Abstract | View in KAR | View Full Text
The ultimate goal of measurement is to produce a score by which individuals can be assessed and differentiated. Item response theory (IRT) modeling views responses to test items as indicators of a respondent's standing on some underlying psychological attributes (van der Linden & Hambleton, 1997) – we often call them latent traits – and devises special algorithms for estimating this standing. This chapter gives an overview of methods for estimating person attribute scores using one-dimensional and multi-dimensional IRT models, focusing on those that are particularly useful with patient-reported outcome (PRO) measures.
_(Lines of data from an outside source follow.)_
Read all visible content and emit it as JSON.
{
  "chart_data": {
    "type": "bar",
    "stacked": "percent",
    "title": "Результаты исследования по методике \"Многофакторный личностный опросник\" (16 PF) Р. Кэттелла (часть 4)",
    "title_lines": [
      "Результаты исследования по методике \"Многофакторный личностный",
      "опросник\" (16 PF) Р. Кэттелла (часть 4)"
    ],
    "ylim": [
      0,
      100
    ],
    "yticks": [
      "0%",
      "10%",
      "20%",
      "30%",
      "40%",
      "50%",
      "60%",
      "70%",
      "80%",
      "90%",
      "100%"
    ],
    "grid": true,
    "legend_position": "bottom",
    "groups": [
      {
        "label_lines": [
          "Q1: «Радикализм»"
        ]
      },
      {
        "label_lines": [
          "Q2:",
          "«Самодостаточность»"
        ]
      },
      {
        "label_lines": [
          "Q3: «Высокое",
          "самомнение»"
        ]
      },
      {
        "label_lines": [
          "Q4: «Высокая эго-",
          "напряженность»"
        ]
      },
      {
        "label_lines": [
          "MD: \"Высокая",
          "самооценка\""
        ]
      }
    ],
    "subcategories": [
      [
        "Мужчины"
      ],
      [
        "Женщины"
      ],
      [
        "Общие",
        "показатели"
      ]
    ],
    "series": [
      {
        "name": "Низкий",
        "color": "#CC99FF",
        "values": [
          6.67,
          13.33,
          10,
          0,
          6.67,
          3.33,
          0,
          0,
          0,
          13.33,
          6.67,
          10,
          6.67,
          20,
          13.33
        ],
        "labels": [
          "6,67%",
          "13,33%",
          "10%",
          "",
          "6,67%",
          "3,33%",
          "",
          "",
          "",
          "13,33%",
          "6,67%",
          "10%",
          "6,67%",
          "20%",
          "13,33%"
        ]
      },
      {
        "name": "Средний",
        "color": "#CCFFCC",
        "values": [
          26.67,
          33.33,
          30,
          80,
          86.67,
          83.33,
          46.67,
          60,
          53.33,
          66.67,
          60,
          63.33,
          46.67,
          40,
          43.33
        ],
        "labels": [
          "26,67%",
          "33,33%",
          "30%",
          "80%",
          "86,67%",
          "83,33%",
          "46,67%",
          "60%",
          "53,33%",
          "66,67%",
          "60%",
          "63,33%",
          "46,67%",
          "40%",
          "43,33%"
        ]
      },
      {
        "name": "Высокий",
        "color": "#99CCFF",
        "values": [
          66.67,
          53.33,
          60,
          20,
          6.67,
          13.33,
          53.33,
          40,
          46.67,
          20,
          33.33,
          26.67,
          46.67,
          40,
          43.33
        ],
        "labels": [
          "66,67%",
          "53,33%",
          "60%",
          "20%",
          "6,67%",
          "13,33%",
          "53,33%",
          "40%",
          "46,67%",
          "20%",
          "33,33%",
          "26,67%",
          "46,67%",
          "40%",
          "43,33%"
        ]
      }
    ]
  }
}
To be useful in applications, a test score has to approximate the latent trait well, and importantly, the precision level must be known in order to produce information for decision-making purposes. Unlike classical test theory (CTT), which assumes the precision with which a test measures the same for all trait levels, IRT methods assess the precision with which a test measures at different trait levels. In the context of patient-reported outcomes measurement, this enables assessment of the measurement precision for an individual patient. Knowing error bands around the patient's score is important for informing clinical judgments, such as deciding upon significance of any change, for instance in response to treatment etc. (Reise & Haviland, 2005). At the same time, summary indices are often needed to summarize the overall precision of measurement in a research sample, population group, or in the population as a whole. Much of this chapter is devoted to methods for estimating measurement precision, including the score-dependent standard error of measurement and appropriate sample-level or population-level marginal reliability coefficients.
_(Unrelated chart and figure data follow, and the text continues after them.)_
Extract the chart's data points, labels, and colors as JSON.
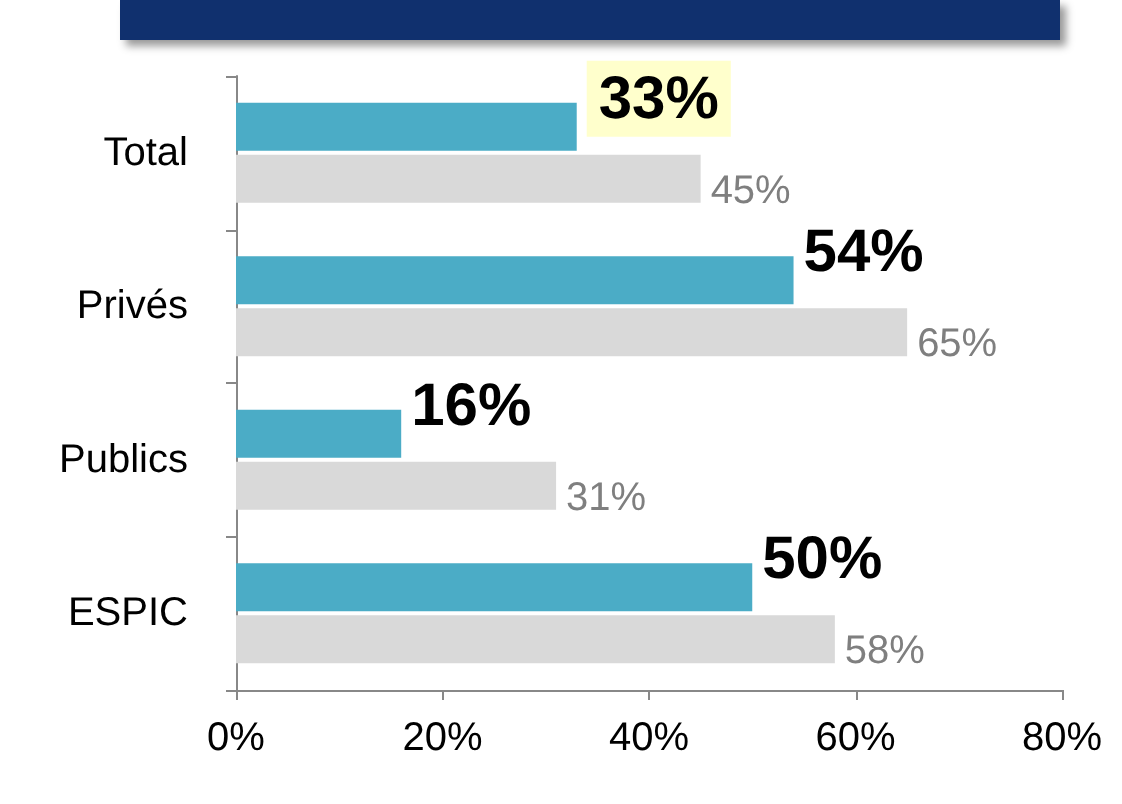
{
  "chart_data": {
    "type": "bar",
    "orientation": "horizontal",
    "categories": [
      "Total",
      "Privés",
      "Publics",
      "ESPIC"
    ],
    "series": [
      {
        "color": "#4bacc6",
        "values": [
          33,
          54,
          16,
          50
        ],
        "value_labels": [
          "33%",
          "54%",
          "16%",
          "50%"
        ]
      },
      {
        "color": "#d9d9d9",
        "values": [
          45,
          65,
          31,
          58
        ],
        "value_labels": [
          "45%",
          "65%",
          "31%",
          "58%"
        ]
      }
    ],
    "xlim": [
      0,
      80
    ],
    "xticks": [
      {
        "value": 0,
        "label": "0%"
      },
      {
        "value": 20,
        "label": "20%"
      },
      {
        "value": 40,
        "label": "40%"
      },
      {
        "value": 60,
        "label": "60%"
      },
      {
        "value": 80,
        "label": "80%"
      }
    ],
    "grid": false
  }
}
Patient-reported outcome measures often capture several related constructs, the feature that may make the use of multi-dimensional IRT models appropriate and beneficial (Gibbons, Immekus & Bock, 2007). Several such models are described, including a model with multiple correlated constructs, a model where multiple constructs are underlain by a general common factor (second-order model), and a model where each item is influenced by one general and one group factor (bifactor model). To make the use of these models more easily accessible for applied researchers, we provide specialized formulae for computing test information, standard errors and reliability. We show how to translate a multitude of numbers and graphs conditioned on several dimensions into easy-to-use indices that can be understood by applied researchers and test users alike. All described methods and techniques are illustrated with a single data analysis example involving a popular PRO measure, the 28-item version of the General Health Questionnaire (GHQ28; Goldberg & Williams, 1988), completed in mid-life by a large community sample as a part of a major UK cohort study.